La canzone ha una corazza?
Tutt'altro. Le canzoni sono labili: c’è una componente di sé, di immaginazione e di quello che ti accade intorno. Troppi autobiografismi rischiano di diventare una gabbia.
Il tempo è una costante dei tuoi testi.
Il concetto temporale c’è perché ho nostalgia del futuro. Credo che sia giusto rapportare tutto all’oggi anche se ci sono canzoni rivolte al passato come Silenzio al Silenzio che parla di una storia finita e il tempo trascorso permette di osservarla da altra prospettiva e dare il giusto valore alle cose.
Cosa c'è dentro Il Vaso di Pandora?
Rappresenta lo strapotere della tecnologia: ci aiuta in tantissime cose poi diventa una gabbia dalla quale non si può più uscire. Però quando ne esci e usi gli occhi vedi cose dimenticate.
Potremmo farne a meno?
Non si può più uscire dalla tecnologia è una strada senza ritorno ma ci salvano le riserve che ci costruiamo e dove troviamo elementi naturali che risvegliano i nostri istinti.
La tecnologia è anche nella musica.
Per fare musica è imprescindibile ma guardando a casa mia Soyuz 10 è più suonato rispetto al precedente Motore di Vita che era più elettro pop. Io cerco di assecondare la canzone, sfido chiunque oggi a fare un disco senza i computer però poi viene sempre fuori la componente umana.
Il tuo disco preferito?
Revolver dei Beatles: lo senti e c’è tutto, è il simbolo della varietà.
Concerti?
In autunno faremo un tour nei club, per l’estate siamo ancora aperti alle possibilità che possono arrivare.
Scaletta?
Nel tempo il canzoniere si è fatto folto, i pezzi sono tanti. Certo alcune sono amate che non possono mancare. La mia canzone amuleto è Fortuna…dimmi se questa non è magia!
C'è una nidiata di nuovi autori.
Lasciami dire che non nascono dal nulla, l’insegnamento dei padri si fa sempre sentire.

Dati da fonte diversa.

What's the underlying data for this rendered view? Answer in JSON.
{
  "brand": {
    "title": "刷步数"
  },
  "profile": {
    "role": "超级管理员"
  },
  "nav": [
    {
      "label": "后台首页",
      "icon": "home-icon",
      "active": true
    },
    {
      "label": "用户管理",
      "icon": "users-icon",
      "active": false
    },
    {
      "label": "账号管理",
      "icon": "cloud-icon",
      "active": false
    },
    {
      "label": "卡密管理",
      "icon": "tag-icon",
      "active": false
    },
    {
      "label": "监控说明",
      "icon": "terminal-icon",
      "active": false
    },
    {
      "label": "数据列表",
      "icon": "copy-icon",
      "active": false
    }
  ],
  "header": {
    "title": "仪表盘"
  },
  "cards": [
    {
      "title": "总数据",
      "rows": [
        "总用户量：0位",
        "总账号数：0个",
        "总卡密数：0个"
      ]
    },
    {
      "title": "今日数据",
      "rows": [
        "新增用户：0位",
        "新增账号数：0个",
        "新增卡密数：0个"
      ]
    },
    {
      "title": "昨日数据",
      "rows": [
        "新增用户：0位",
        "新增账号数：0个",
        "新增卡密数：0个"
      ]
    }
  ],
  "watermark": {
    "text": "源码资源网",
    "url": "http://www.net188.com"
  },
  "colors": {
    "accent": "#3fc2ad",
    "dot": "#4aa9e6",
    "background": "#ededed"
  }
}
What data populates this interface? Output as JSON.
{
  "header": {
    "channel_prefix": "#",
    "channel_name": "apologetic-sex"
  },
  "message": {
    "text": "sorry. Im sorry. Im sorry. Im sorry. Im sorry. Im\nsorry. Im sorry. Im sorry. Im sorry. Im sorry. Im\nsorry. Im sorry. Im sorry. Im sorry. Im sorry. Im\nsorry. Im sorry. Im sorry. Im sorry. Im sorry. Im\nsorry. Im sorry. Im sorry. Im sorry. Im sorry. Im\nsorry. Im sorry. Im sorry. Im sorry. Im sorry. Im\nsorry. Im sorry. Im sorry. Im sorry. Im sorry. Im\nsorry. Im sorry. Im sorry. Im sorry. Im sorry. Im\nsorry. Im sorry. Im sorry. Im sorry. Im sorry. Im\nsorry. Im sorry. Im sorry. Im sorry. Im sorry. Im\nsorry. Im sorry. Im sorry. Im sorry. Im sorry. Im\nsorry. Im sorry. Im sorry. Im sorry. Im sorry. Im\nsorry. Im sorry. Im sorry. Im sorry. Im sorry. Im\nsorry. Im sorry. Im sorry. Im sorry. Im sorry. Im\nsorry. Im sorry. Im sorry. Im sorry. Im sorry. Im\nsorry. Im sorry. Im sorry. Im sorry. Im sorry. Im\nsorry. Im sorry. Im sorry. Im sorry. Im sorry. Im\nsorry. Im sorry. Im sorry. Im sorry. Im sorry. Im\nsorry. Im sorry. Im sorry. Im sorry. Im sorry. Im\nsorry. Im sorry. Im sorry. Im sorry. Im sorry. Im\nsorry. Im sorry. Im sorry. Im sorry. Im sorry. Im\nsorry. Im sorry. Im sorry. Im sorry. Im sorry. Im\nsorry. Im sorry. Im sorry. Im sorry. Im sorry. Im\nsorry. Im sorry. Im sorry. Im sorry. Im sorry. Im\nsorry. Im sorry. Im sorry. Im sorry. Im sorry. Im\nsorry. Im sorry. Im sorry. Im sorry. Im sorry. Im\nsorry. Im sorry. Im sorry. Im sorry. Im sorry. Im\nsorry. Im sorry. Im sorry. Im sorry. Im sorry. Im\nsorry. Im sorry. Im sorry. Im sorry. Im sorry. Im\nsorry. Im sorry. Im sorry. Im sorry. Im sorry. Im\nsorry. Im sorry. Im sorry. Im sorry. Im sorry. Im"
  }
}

Tommaso Paradiso non nasconde di ispirarsi a Luca Carboni, Antonello Venditti e al primo Vasco: è un discorso che prosegue. Brunori è una summa del cantautorato classico italiano. C’è sempre un filo che lega le canzoni di oggi con quelle di ieri.
Un domani cosa resterà?
Le canzoni. Gli orpelli se ne vanno. Alcune sanno rimanere nel tempo, il potere evocativo delle canzoni i social non lo hanno.
Che rapporto hai con la musica?
Istintivo. Prima scrivevo da solo, c’era la sedimentazione e la canzone cresceva nel tempo. Ora è tutto più istant. Annoto frammenti su taccuini, ho base armoniche con melodie vaghe poi mi vedo con Pippo Kaballà e cerchiamo una forma compiuta. Il significato si estende e il plot viene fuori in maniera più netta.
Come sei cambiato negli ultimi anni?
Il tramonto dell’Occidente è un disco della ragione, scrivendolo abbiamo volutamente messo da parte la componente emozionale. E’ figlio di un’epoca in cui non sapevano che fare per le incognite economiche e sociali. C’era l’esigenza di raccontare quello che accadeva e ognuno ci ha messo la sua impronta stilistica. Motore della vita è un disco fisico, è la riscoperta del corpo. Soyuz 10 è un disco emozionale, del cuore, di canzoni d’amore.
Mi sembri più che soddisfatto.
Bisognerebbe istituire una volta l’anno la giornata mondiale dell’Immodestia. Questo disco per eleganza, raffinatezza, ricerca armonica e testuale…oggi è merce rara. Credo di avere inanellato nel tempo una serie di album molto ricchi.